I only thought he did.
I hate that I can even formulate that thought right now.
When I finally exhaust my supply of tears, I drag myself up and into the living room. Last night’s mess still litters the floor—Monopoly pieces are scattered everywhere, paper plates stacked haphazardly on the hearth.
Firelight-soaked memories bombard me. I was lying right there, in that spot, when Grayson kissed me. When he touched me. And I sat over there while he explained. While he tried to blame all this on my—
I spin away, making a beeline for my bedroom, where I shed my bathrobe and pull on clothes. On the way back through the living room, I keep my eyes fixed on the front door. I pause only long enough to snatch my car keys off the coffee table.

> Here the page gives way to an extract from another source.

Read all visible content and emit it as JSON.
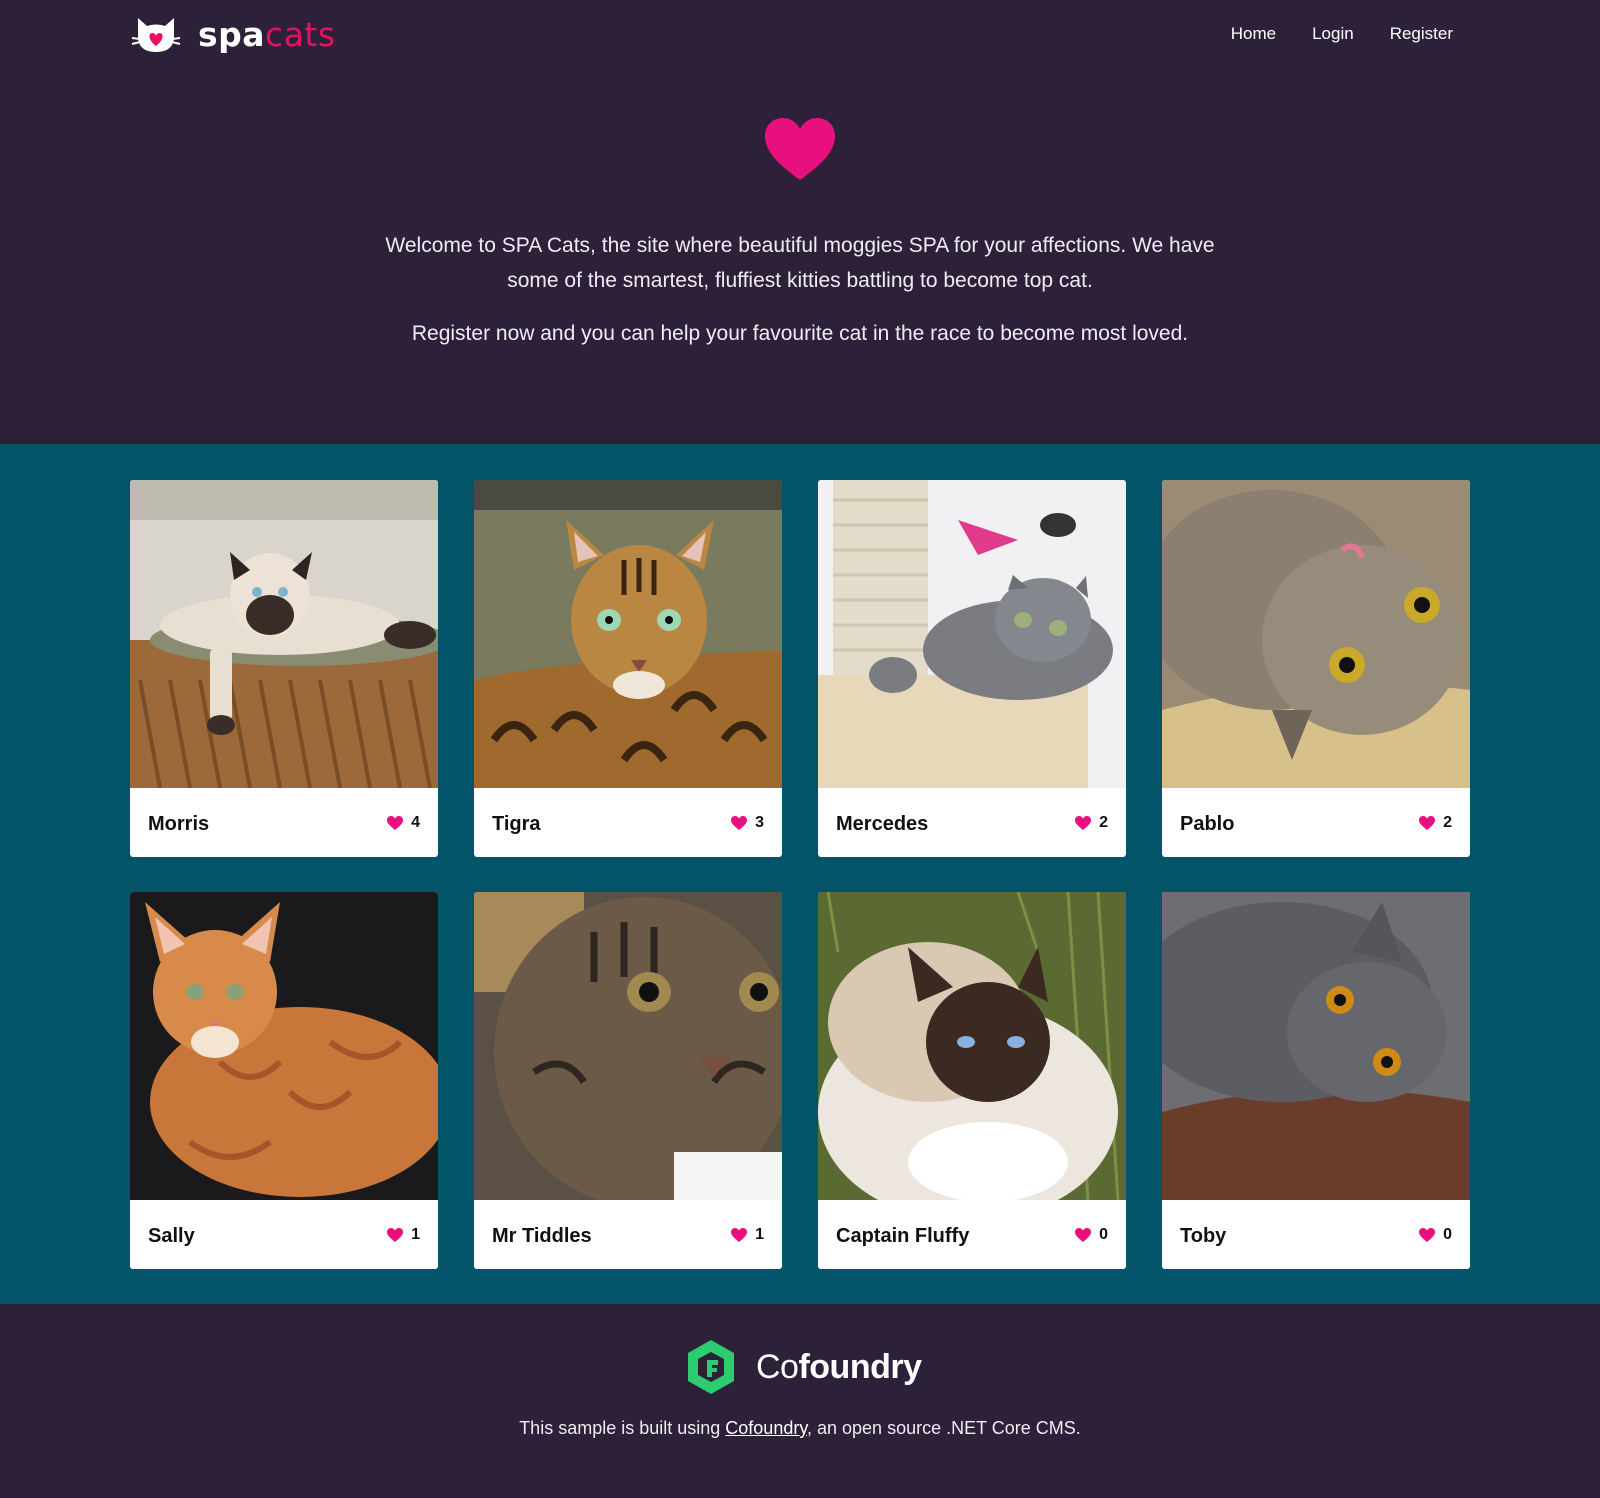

On the porch, cold rushes against my skin. Beyond the trees, the roots of the sky blush with the stirrings of day. Droplets coat the grass, refracting starlight like tiny globes of ice.
Yet even the sorcerous beauty of the outdoors can’t soothe me. I need to move, to put distance between me and the chaos inside my head. The chaos inside my living room, too.
In the car, I blast the heat and crank the stereo, trying to lose myself in a wailing country ballad about a man’s beloved lost dog. I head for Millbrook, hoping Grounds for Dismissal will have opened by now. Mile after mile, the double-yellow line burns in my vision.
In town, the streets lie empty, but my heart leaps when I find the coffee shop’s windows aglow. Inside, I order a hazelnut latte and tuck myself into a corner with my cell phone.
Kate must be awake, even though it’s early. In the olden days, before she had kids, she might even have texted me already, but parenthood means our communication has grown sporadic.
God, what I wouldn’t give to have her sitting across from me right now. I type out a message.
I miss your face. So, so much.
Within moments, she pings me back.
What, the one only a mother could love?
A photo pops up: a selfie taken while on the treadmill. Red splotches mar her skin, and rivulets of sweat have carried the remnants of last night’s mascara into the creases beneath her eyes. Loose hair dangles around her face, spilling from a messy topknot half-soaked in perspiration.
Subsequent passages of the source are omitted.